Przepiszę Ci opis działania tego leku, może w ten sposób zdecydujesz czy będzie odpowiedni.
"Wskazuje działanie ochraniające naczynia krwionośne oraz poprawiające napięcie ściany naczyń żylnych. Zmniejsza przepuszczalność naczyń włosowatych i przeciwdziała powstawaniu obrzęków. Preparat wykazuje efekt obkurczający naczynia żylne, nasilający się pod wpływem ciepła i szczególnie wyraźny w przypadku naczyń żylakowatych, jest to potwierdzone poprzez wzrost przepływu żylnego i ciśnienia powracającej krwi żylnej."
Pozdrawiam!
a czy miałas zwiazane z tym uczucie zimna?Bo tacie nogi nie puchna ani nie ma żylaków.Ale lek bardzo interesujacy zapytam swojego lekarza czy przy braniu innych leków może go stosowac,bo to chy ba aroślinny to nawet dobrze bo on tyle innych leków .przyjmuje
bardzo,bardzo Ci dziekuję
Hmm uczucia zimna nóg raczej chyba nie miałam.. To znaczy na początku choroby tak ale to już inna bajka. Ja nie miałam żadnych żylaków. Mi puchła noga bo nie miałam odpowiedniego odpływu. Ale jeśli krążenie jest słabe to chyba będzie mu zimno w stopy.. Naprawdę nie wiem...
Ja zawsze mam okropnie zimne dłonie. Zakładam po 2 pary rękawiczek a i tak są zimne :/
Porozmawiaj z lekarzem. :)
Pozdrawiam cieplutko!
dziekuje za porade i pozdrawiam serdecznie.
Poczytaj w internecie o padmie.Świetnie też działa na układ immunologiczny.
Dziękuję Lucyllo,poczytam
lucylko,fajnie piszą o tejPadmie.Ale nic tu nie ma o przeciwskazaniach.Mój tata to starszy człowiek,przyjmuje leki od serca i prostaty nie wiem czy mógłby to brać a zapytac lekarza i to rodzinnego? ach...
Bo tych przeciwskazań po prostu chyba nie ma.Czytałam książkę jakiegoś mądrego autora,który się nią zachwycał i przytaczał dane naukowe.Mówił,że przewyższa nieraz sterydy. Wklejam: Padma - Preparat ziołowy działa korzystnie w zaburzeniach krążenia obwodowego.Stosowany jest wspomagająco w leczeniu schorzeń naczyń obwodowych,zwłaszcza miażdżycy zarostowej tętnic kończyn dolnych.Swoją córę wyleczyłam z nawracających ropnych stanów zapalnych migdałów.Należy brać system. przez dłuższy czas.Ja zaczynałam brac na wakacjach, aby w zimie się nie szczepić przeciw grypie.Czasem łapałam jakies przeziębienie, ale mój organizm sobie nieźle radził.Nie pamiętam, kiedy brałam antybiotyki.No i jestem z rodziny zawałowców, i to przede wszystkim nakierowało mnie na padmę.Lepiej działa w spółce z boragoglandyną albo czymś bardzo podobnym.No i nie jest tania.Niestety.

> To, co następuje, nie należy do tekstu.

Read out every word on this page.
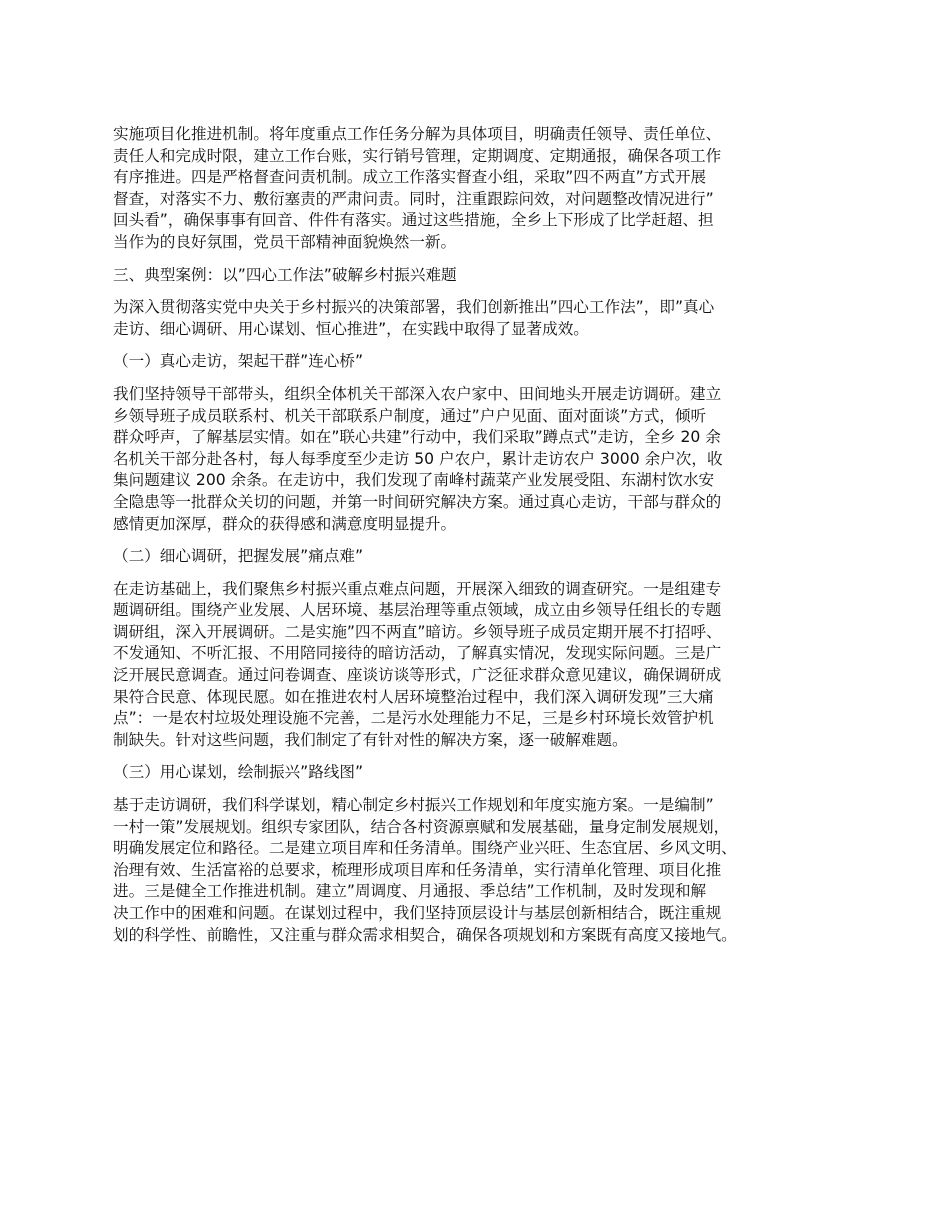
实施项目化推进机制。将年度重点工作任务分解为具体项目，明确责任领导、责任单位、
责任人和完成时限，建立工作台账，实行销号管理，定期调度、定期通报，确保各项工作
有序推进。四是严格督查问责机制。成立工作落实督查小组，采取”四不两直”方式开展
督查，对落实不力、敷衍塞责的严肃问责。同时，注重跟踪问效，对问题整改情况进行”
回头看”，确保事事有回音、件件有落实。通过这些措施，全乡上下形成了比学赶超、担
当作为的良好氛围，党员干部精神面貌焕然一新。
三、典型案例：以”四心工作法”破解乡村振兴难题
为深入贯彻落实党中央关于乡村振兴的决策部署，我们创新推出”四心工作法”，即”真心
走访、细心调研、用心谋划、恒心推进”，在实践中取得了显著成效。
（一）真心走访，架起干群”连心桥”
我们坚持领导干部带头，组织全体机关干部深入农户家中、田间地头开展走访调研。建立
乡领导班子成员联系村、机关干部联系户制度，通过”户户见面、面对面谈”方式，倾听
群众呼声，了解基层实情。如在”联心共建”行动中，我们采取”蹲点式”走访，全乡 20 余
名机关干部分赴各村，每人每季度至少走访 50 户农户，累计走访农户 3000 余户次，收
集问题建议 200 余条。在走访中，我们发现了南峰村蔬菜产业发展受阻、东湖村饮水安
全隐患等一批群众关切的问题，并第一时间研究解决方案。通过真心走访，干部与群众的
感情更加深厚，群众的获得感和满意度明显提升。
（二）细心调研，把握发展”痛点难”
在走访基础上，我们聚焦乡村振兴重点难点问题，开展深入细致的调查研究。一是组建专
题调研组。围绕产业发展、人居环境、基层治理等重点领域，成立由乡领导任组长的专题
调研组，深入开展调研。二是实施”四不两直”暗访。乡领导班子成员定期开展不打招呼、
不发通知、不听汇报、不用陪同接待的暗访活动，了解真实情况，发现实际问题。三是广
泛开展民意调查。通过问卷调查、座谈访谈等形式，广泛征求群众意见建议，确保调研成
果符合民意、体现民愿。如在推进农村人居环境整治过程中，我们深入调研发现”三大痛
点”：一是农村垃圾处理设施不完善，二是污水处理能力不足，三是乡村环境长效管护机
制缺失。针对这些问题，我们制定了有针对性的解决方案，逐一破解难题。
（三）用心谋划，绘制振兴”路线图”
基于走访调研，我们科学谋划，精心制定乡村振兴工作规划和年度实施方案。一是编制”
一村一策”发展规划。组织专家团队，结合各村资源禀赋和发展基础，量身定制发展规划，
明确发展定位和路径。二是建立项目库和任务清单。围绕产业兴旺、生态宜居、乡风文明、
治理有效、生活富裕的总要求，梳理形成项目库和任务清单，实行清单化管理、项目化推
进。三是健全工作推进机制。建立”周调度、月通报、季总结”工作机制，及时发现和解
决工作中的困难和问题。在谋划过程中，我们坚持顶层设计与基层创新相结合，既注重规
划的科学性、前瞻性，又注重与群众需求相契合，确保各项规划和方案既有高度又接地气。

bardzo ci dziekuję zapytam przy najbliższej okazji naszego doktorka czy można dołączyć do taty leków.A co to jest boragoglandyna?Wiem nie daję ci spokoju ale napewno wiesz jak czasami pomocne są czyjes rady.A widze że ten lek mozna stosowac nawet dzieciom.Chociaz przyznam że nazwa zupełnie mi obca i nie wiem czy to mozna ot tak znależc w aptekach.Pozdrawiam cieplutko i życzę zdrowia.
Boragoglandyna,to kapsułki z olejkiem,bodajże z wiesiołka.Coś ostatnio nie mogłam ich znaleźć,może mieniły nazwę?Jakoże padma ma swoją cenę, brałam tylko jedną tabletkę dziennie,rano na czczo.Ale ponoć lepiej na początku brać więcej, a z czasem zmniejszyć.
dziękuję
PS,nowocześniejszą formą boragoglandyny jest Neoglandyna omega 6-z oleju nasion ogórecznika lekarskiego-znalazłam w necie.